Enzyklopädie und Lemmata – Über Bauformen historischer Erzählung
I.
Es gibt kaum eine strenger geordnete Welt als die der Enzyklopädie. Dafür sorgt das Alphabet und wir halten uns auf unserer Suche nach Wissen an diese gleichsam unerschütterliche Ordnung. Doch in Wahrheit ist der Griff zur Enzyklopädie, zum Lexikon, zum Nachschlagewerk ein Schritt über die Schwelle der geordneten Welt. Es tut sich ein Raum auf, der Wege in die verschiedensten Richtungen eröffnet, vor allem ganz unerwartete. Denn wer mit der Fülle des Wissens konfrontiert wird, merkt sogleich, wie unendlich beschränkt das eigene Wissen ist. Die Welt des Wissens: ein Universum, ein Kosmos, je weiter man sich vorantastet. Jeder Eintrag führt zu einem weiteren, jeder angesteuerte Anhaltspunkt erweist sich nur als Transitstation, man bewegt sich in einem Bezugssystem, das keine Grenzen kennt.
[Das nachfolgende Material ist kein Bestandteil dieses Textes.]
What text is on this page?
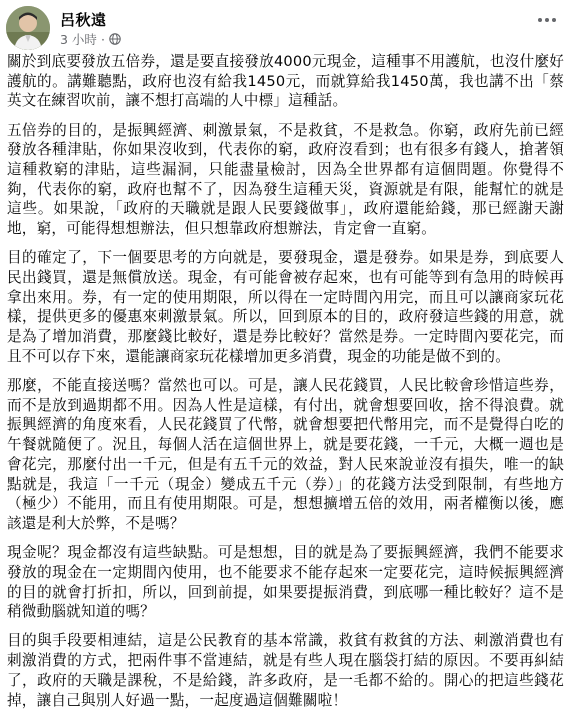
呂秋遠
3 小時 ·

關於到底要發放五倍券，還是要直接發放4000元現金，這種事不用護航，也沒什麼好護航的。講難聽點，政府也沒有給我1450元，而就算給我1450萬，我也講不出「蔡英文在練習吹前，讓不想打高端的人中標」這種話。

五倍券的目的，是振興經濟、刺激景氣，不是救貧，不是救急。你窮，政府先前已經發放各種津貼，你如果沒收到，代表你的窮，政府沒看到；也有很多有錢人，搶著領這種救窮的津貼，這些漏洞，只能盡量檢討，因為全世界都有這個問題。你覺得不夠，代表你的窮，政府也幫不了，因為發生這種天災，資源就是有限，能幫忙的就是這些。如果說，「政府的天職就是跟人民要錢做事」，政府還能給錢，那已經謝天謝地，窮，可能得想想辦法，但只想靠政府想辦法，肯定會一直窮。

目的確定了，下一個要思考的方向就是，要發現金，還是發券。如果是券，到底要人民出錢買，還是無償放送。現金，有可能會被存起來，也有可能等到有急用的時候再拿出來用。券，有一定的使用期限，所以得在一定時間內用完，而且可以讓商家玩花樣，提供更多的優惠來刺激景氣。所以，回到原本的目的，政府發這些錢的用意，就是為了增加消費，那麼錢比較好，還是券比較好？當然是券。一定時間內要花完，而且不可以存下來，還能讓商家玩花樣增加更多消費，現金的功能是做不到的。

那麼，不能直接送嗎？當然也可以。可是，讓人民花錢買，人民比較會珍惜這些券，而不是放到過期都不用。因為人性是這樣，有付出，就會想要回收，捨不得浪費。就振興經濟的角度來看，人民花錢買了代幣，就會想要把代幣用完，而不是覺得白吃的午餐就隨便了。況且，每個人活在這個世界上，就是要花錢，一千元，大概一週也是會花完，那麼付出一千元，但是有五千元的效益，對人民來說並沒有損失，唯一的缺點就是，我這「一千元（現金）變成五千元（券）」的花錢方法受到限制，有些地方（極少）不能用，而且有使用期限。可是，想想擴增五倍的效用，兩者權衡以後，應該還是利大於弊，不是嗎？

現金呢？現金都沒有這些缺點。可是想想，目的就是為了要振興經濟，我們不能要求發放的現金在一定期間內使用，也不能要求不能存起來一定要花完，這時候振興經濟的目的就會打折扣，所以，回到前提，如果要提振消費，到底哪一種比較好？這不是稍微動腦就知道的嗎？

目的與手段要相連結，這是公民教育的基本常識，救貧有救貧的方法、刺激消費也有刺激消費的方式，把兩件事不當連結，就是有些人現在腦袋打結的原因。不要再糾結了，政府的天職是課稅，不是給錢，許多政府，是一毛都不給的。開心的把這些錢花掉，讓自己與別人好過一點，一起度過這個難關啦！
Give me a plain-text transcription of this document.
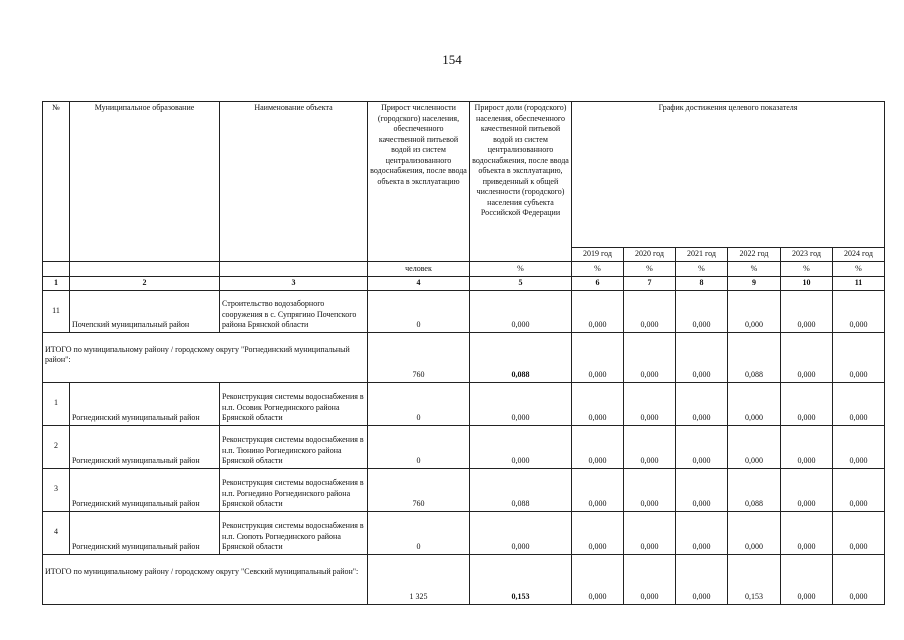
154
№	Муниципальное образование	Наименование объекта	Прирост численности (городского) населения, обеспеченного качественной питьевой водой из систем централизованного водоснабжения, после ввода объекта в эксплуатацию	Прирост доли (городского) населения, обеспеченного качественной питьевой водой из систем централизованного водоснабжения, после ввода объекта в эксплуатацию, приведенный к общей численности (городского) населения субъекта Российской Федерации	График достижения целевого показателя					
					2019 год	2020 год	2021 год	2022 год	2023 год	2024 год
			человек	%	%	%	%	%	%	%
1	2	3	4	5	6	7	8	9	10	11
11	Почепский муниципальный район	Строительство водозаборного сооружения в с. Супрягино Почепского района Брянской области	0	0,000	0,000	0,000	0,000	0,000	0,000	0,000
ИТОГО по муниципальному району / городскому округу "Рогнединский муниципальный район":			760	0,088	0,000	0,000	0,000	0,088	0,000	0,000
1	Рогнединский муниципальный район	Реконструкция системы водоснабжения в н.п. Осовик Рогнединского района Брянской области	0	0,000	0,000	0,000	0,000	0,000	0,000	0,000
2	Рогнединский муниципальный район	Реконструкция системы водоснабжения в н.п. Тюнино Рогнединского района Брянской области	0	0,000	0,000	0,000	0,000	0,000	0,000	0,000
3	Рогнединский муниципальный район	Реконструкция системы водоснабжения в н.п. Рогнедино Рогнединского района Брянской области	760	0,088	0,000	0,000	0,000	0,088	0,000	0,000
4	Рогнединский муниципальный район	Реконструкция системы водоснабжения в н.п. Сюпоть Рогнединского района Брянской области	0	0,000	0,000	0,000	0,000	0,000	0,000	0,000
ИТОГО по муниципальному району / городскому округу "Севский муниципальный район":			1 325	0,153	0,000	0,000	0,000	0,153	0,000	0,000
Man lässt sich hineinziehen und treiben und man lässt sich leicht von der Richtung, die die anfängliche Fragestellung vorgegeben hatte, abbringen, man gerät auf Nebenwege und Abwege und stößt ganz unvermutet auf Dinge, die man in dem vorgegebenen Fragerahmen nicht vorgesehen hatte. Die Enzyklopädie, die Architektur der hierarchisch geordneten Wissensbestände, erweist sich als Eingangstor in einen Bereich, der einen aus dem Tritt bringt, der einen auf Ab- und Umwege führt – d. h. meist in Neuland.
Das Gefühl der Ohnmacht angesichts des schier grenzenlosen und doch wohl geordneten Wissens der Welt kennen sicher einige, ein Gefühl, das noch gesteigert wird, seit wir uns durch den Internet-Kosmos des World Wide Web treiben lassen können. Es ist wie in der Freihandaufstellung in der Bibliothek, in der wir Gewissheit und Sicherheit suchen, vor deren unendlichen Regalen uns dann aber zuerst zu die schockierende Erkenntnis der Begrenztheit des eigenen Wissens überfällt.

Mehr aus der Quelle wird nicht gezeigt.